Oyun ve çocuk

‘Oynarken öğrendim hayatı, kendimi ve yeteneklerimi tanıdım, kim olduğumu oynarken anladım. Üzüldüğümde bunu kelimelere dökemedim, söyleyemedim, ama acıyan yerlerimin, oynarken iyileştiğini, fark ettim. Hep oyun oynamak istedim, hiç doymadım, bıkmadım, sıkılmadım. Bütün sorularıma oynarken cevap buldum. Bir evcilik oyununda anladım annemi… Babamı, onun rolünü oynarken, kendime daha yakın hissettim, hiç korkmadım ondan…
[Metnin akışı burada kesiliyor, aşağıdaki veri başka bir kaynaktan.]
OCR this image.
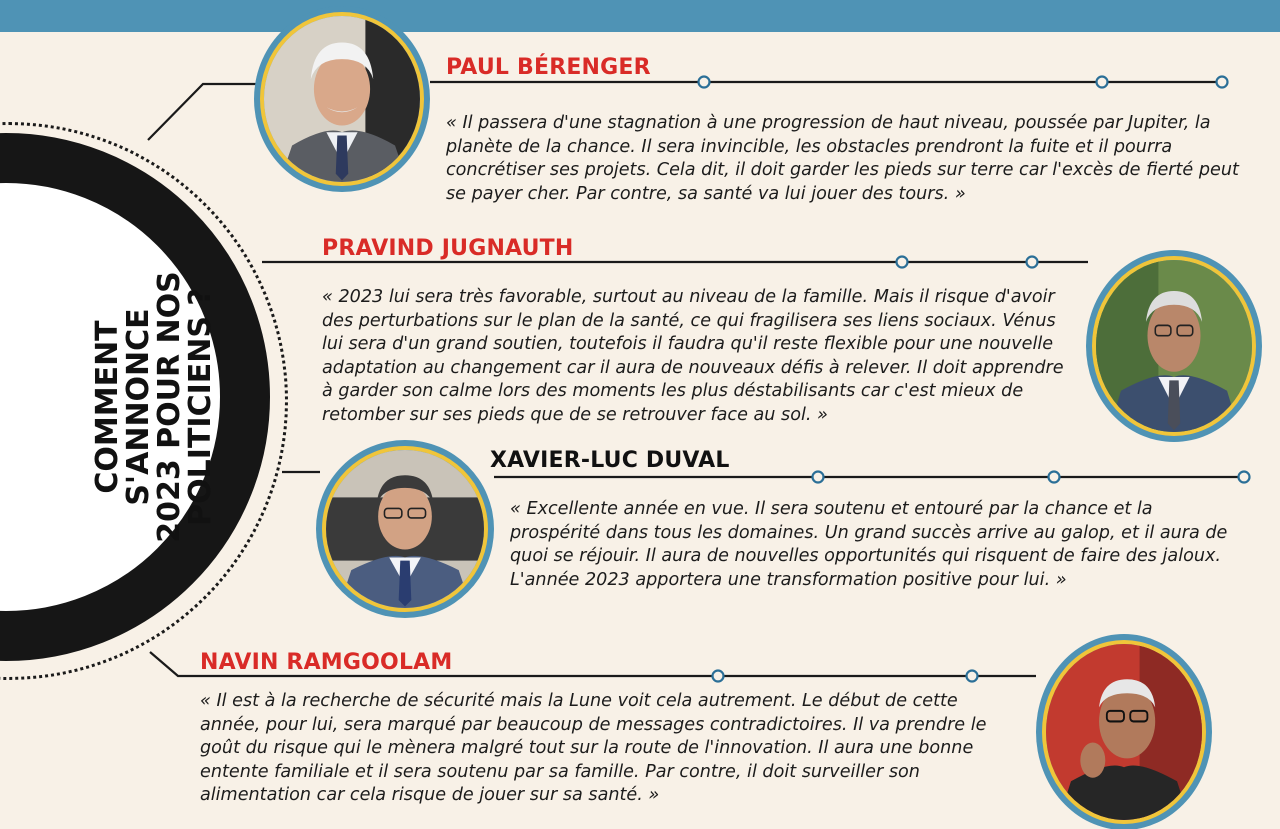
COMMENT
S'ANNONCE
2023 POUR NOS
POLITICIENS ?
PAUL BÉRENGER
« Il passera d'une stagnation à une progression de haut niveau, poussée par Jupiter, la planète de la chance. Il sera invincible, les obstacles prendront la fuite et il pourra concrétiser ses projets. Cela dit, il doit garder les pieds sur terre car l'excès de fierté peut se payer cher. Par contre, sa santé va lui jouer des tours. »
PRAVIND JUGNAUTH
« 2023 lui sera très favorable, surtout au niveau de la famille. Mais il risque d'avoir des perturbations sur le plan de la santé, ce qui fragilisera ses liens sociaux. Vénus lui sera d'un grand soutien, toutefois il faudra qu'il reste flexible pour une nouvelle adaptation au changement car il aura de nouveaux défis à relever. Il doit apprendre à garder son calme lors des moments les plus déstabilisants car c'est mieux de retomber sur ses pieds que de se retrouver face au sol. »
XAVIER-LUC DUVAL
« Excellente année en vue. Il sera soutenu et entouré par la chance et la prospérité dans tous les domaines. Un grand succès arrive au galop, et il aura de quoi se réjouir. Il aura de nouvelles opportunités qui risquent de faire des jaloux. L'année 2023 apportera une transformation positive pour lui. »
NAVIN RAMGOOLAM
« Il est à la recherche de sécurité mais la Lune voit cela autrement. Le début de cette année, pour lui, sera marqué par beaucoup de messages contradictoires. Il va prendre le goût du risque qui le mènera malgré tout sur la route de l'innovation. Il aura une bonne entente familiale et il sera soutenu par sa famille. Par contre, il doit surveiller son alimentation car cela risque de jouer sur sa santé. »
Kardeşimi çok kıskandığımı oynarken fark ettim. Küçük çocuk olabilmeyi, oyunda kardeş olduğumda anladım. Hiç bitmesin istedim, zaman hiç geçmesin, güneş batmasın, hava karanlık olmasın, ben sürekli oyun oynayabileyim. Bana yaklaşmak, küçücük dünyamı tanımak ve eğer bir şeyi kolayca öğretmek isterseniz benimle oyun oynayın, sizi o zaman daha ciddiye alırım ve daha çabuk öğrenirim.’

Oyun, çocuk için başlı başına bir iştir. Hayata dair ilk tecrübelerini oyun ortamında öğrenir. İlk egzersizler inanılmaz bir deneyim oluşturur, onu hayata hazırlar. Doğduğu andan itibaren sürekli gelişerek devam eder. İlk hatırlayabildiğimiz, ce-eee oyunudur. Çocuk bu oyunla, objelerin devamlı olduğunu, o an görünmese de aslında varlığını sürdürdüğünü fark eder. Öyle keyif alır ki, sesli gülücüklerini bile duyabiliriz. Nesnelerin gözden kaybolsalar ve o an görünmeseler bile aslında hep varlıklarını sürdürdüklerini öğrenir. İnanmanın ve bilmenin görmekle sınırlı olmayacağının ilk tohumları da bu süreçte atılır.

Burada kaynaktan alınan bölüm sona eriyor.